Fall Pumpkin Pie
Try out this classic fall favorite in a tasty tribute to the Lone Star State!
This recipe contains eggs, eggs, pumpkin, sugar, ground cinnamon, ginger (ground), salt, molasses, milk (evaporated), pie crust
6 - 8 Servings
Prep time: 20 min
Cook time: 1 hr
- 2 eggs
- 1 egg white
- 1 can(s) 15oz. canned pumpkin
- 1 cup(s) sugar
- 1/2 tsp. ground cinnamon
- 1/2 tsp. ground ginger
- 1/2 tsp. salt
- 1 tbsp. molasses
- 3/4 cup(s) evaporated milk
- 2 whole 9 inch unbaked pie crusts
- 1. Preheat oven to 425°F. Lina a 9-inch pie plate with one pie pastry; set aside.
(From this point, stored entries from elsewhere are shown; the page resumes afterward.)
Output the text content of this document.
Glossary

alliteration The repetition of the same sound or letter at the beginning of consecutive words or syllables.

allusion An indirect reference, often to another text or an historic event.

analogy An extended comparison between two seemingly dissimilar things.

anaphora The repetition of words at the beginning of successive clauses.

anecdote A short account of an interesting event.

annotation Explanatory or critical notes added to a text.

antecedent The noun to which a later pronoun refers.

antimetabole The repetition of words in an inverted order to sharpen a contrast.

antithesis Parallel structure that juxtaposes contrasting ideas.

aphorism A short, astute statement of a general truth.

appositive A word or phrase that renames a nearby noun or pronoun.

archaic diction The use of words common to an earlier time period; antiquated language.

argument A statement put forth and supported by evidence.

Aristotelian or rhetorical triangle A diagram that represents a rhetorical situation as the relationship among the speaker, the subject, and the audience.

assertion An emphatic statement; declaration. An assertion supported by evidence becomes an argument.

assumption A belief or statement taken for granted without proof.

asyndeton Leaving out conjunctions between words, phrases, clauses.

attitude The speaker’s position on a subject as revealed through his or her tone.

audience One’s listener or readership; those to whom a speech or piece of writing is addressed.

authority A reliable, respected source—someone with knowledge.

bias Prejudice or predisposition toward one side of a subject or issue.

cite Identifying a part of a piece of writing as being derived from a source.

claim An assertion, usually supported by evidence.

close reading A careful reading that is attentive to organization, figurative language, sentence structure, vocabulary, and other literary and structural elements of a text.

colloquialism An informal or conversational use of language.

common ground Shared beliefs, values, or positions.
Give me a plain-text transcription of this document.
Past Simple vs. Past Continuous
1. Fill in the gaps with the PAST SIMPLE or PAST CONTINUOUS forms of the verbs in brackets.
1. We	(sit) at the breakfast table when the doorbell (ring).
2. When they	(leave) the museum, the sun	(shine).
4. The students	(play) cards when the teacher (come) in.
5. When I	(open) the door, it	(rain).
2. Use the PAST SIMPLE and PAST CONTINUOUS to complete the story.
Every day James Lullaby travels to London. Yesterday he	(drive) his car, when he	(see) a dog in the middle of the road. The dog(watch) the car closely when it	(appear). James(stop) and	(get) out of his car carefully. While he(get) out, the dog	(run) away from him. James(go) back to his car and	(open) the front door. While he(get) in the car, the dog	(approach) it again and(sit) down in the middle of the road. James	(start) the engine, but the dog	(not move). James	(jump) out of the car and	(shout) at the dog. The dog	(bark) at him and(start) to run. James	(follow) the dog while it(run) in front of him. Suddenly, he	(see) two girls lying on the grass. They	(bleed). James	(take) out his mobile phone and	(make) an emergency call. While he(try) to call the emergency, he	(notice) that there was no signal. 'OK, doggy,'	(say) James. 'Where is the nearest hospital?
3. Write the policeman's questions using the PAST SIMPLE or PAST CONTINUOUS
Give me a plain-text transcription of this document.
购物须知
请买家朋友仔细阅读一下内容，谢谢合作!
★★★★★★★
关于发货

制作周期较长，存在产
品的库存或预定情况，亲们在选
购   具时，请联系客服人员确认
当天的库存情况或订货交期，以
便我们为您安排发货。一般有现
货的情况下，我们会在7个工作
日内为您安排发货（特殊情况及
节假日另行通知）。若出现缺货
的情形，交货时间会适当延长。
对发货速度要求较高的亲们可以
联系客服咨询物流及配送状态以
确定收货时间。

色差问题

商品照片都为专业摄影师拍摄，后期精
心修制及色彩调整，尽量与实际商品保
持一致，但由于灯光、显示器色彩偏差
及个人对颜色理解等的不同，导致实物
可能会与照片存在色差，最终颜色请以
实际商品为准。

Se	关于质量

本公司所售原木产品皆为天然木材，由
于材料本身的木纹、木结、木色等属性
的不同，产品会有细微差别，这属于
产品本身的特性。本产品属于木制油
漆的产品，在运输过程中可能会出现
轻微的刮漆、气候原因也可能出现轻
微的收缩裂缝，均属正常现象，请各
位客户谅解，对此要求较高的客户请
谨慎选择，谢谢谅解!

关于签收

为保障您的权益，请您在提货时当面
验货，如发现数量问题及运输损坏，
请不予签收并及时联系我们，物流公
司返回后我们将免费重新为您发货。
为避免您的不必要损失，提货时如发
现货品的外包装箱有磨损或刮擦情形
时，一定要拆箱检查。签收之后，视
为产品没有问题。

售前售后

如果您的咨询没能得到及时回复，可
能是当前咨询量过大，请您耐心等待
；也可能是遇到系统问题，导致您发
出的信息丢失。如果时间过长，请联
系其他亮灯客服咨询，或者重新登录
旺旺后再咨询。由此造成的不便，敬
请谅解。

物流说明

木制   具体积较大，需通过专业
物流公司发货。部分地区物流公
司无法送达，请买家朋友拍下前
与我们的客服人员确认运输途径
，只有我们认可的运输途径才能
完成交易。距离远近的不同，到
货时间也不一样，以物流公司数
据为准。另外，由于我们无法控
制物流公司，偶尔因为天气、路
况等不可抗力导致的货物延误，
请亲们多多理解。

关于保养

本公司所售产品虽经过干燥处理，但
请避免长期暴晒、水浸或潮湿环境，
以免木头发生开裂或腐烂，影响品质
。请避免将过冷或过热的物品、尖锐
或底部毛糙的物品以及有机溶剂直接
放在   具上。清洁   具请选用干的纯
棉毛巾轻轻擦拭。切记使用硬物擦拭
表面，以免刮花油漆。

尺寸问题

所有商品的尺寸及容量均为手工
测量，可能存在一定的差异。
- 2. Lightly beat eggs in a medium bowl. Add pumpkin, sugar, spices and molasses; blend thoroughly. Add milk; stir to blend. Pour onto pie crust. Bake 45 to 55 minutes, or until set.
- 3. To make pastry shapes:
Roll out second pastry on floured surface. Using leaf-shaped cookie cutter, cut out shapes, gently place on baking sheet. Brush with egg white; bake at 425°F 10 to 12 minutes or until golden brown. Arrange on top of baked, cooled pie.